RSASSA is the other algorithm that is used for signing. Unlike HMAC, it allows the receiving parties to only verify the authenticity of a message, but not generate it. The algorithm is based on the public/private key scheme. The private key can be used to both create a signed message and to verify its authenticity. The public key, in contrast, can only be used to verify the authenticity of a message. This is important in one-to-many signing scenarios, like Single-Sign On, where there’s a only one producer of the message and many consumers. If, for example, a legitimate consumer turns malicious, it is impossible for it to modify a message without the other parties noticing.

Encryption

While signing a JWT provides a means to establish the authenticity of the JWT contents, encryption provides a way to keep the contents of the JWT unreadable to third parties.

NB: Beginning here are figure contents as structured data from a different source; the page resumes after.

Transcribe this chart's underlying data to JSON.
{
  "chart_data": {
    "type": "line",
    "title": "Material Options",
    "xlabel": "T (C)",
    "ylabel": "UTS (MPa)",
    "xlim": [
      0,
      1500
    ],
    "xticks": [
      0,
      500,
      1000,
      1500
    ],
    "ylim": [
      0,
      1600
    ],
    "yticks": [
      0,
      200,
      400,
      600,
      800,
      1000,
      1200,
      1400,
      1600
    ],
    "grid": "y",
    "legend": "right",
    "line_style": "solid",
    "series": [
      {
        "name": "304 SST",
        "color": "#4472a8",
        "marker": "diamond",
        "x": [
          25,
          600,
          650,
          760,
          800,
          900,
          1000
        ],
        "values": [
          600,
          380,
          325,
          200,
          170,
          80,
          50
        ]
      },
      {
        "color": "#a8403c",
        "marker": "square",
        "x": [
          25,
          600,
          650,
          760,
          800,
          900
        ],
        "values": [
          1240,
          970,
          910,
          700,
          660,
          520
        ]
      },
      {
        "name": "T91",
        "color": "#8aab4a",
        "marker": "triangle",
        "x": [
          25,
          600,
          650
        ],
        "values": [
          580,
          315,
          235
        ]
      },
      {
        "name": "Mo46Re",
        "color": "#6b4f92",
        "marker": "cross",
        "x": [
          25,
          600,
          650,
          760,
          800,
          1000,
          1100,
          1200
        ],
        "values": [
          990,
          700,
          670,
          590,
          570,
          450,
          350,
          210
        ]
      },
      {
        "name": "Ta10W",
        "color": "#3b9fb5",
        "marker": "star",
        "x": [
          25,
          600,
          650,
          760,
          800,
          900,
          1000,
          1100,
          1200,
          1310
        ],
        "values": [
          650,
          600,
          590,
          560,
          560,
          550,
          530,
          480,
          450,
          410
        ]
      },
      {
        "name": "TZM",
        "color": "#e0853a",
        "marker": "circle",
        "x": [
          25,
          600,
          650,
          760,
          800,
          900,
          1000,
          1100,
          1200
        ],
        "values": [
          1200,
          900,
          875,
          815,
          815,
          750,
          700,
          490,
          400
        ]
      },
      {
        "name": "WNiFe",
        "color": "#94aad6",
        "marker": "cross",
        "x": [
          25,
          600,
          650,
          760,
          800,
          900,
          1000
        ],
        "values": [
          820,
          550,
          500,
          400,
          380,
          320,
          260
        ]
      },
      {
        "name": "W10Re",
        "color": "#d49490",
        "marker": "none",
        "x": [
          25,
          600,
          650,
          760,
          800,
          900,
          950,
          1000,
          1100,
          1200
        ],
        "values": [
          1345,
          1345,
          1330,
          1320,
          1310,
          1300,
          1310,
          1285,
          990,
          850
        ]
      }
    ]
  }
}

An encrypted JWT is known as JWE (JSON Web Encryption) and, unlike JWS, its compact serialization form has 5 elements separated with a dot. Additionally to the encrypted header and payload, it includes the encrypted key, initialization vector and authentication tag.

Similarly to JWS it can use two cryptographic schemes: a shared secret scheme and a public/private-key scheme.

The shared secret scheme is analogous to the signing mechanism where all parties know the secret and can both encrypt and decrypt a token.

The private/public keys scheme, however, works differently. In JWE, all public-key holders can encrypt the data, but only the party holding the private key can decrypt it. What that means is that JWE cannot gurantee the authenticity of the JWT when public/private key scheme is used. To have the guarantee of authenticity both JWS and JWE should be used. Note that this restriction only applies in situations where consumers are different entities from producers. If the producer of the data and the consumer is the same entity, then a shared secret encrypted JWT provides the same guarantees as an encrypted and signed JWT.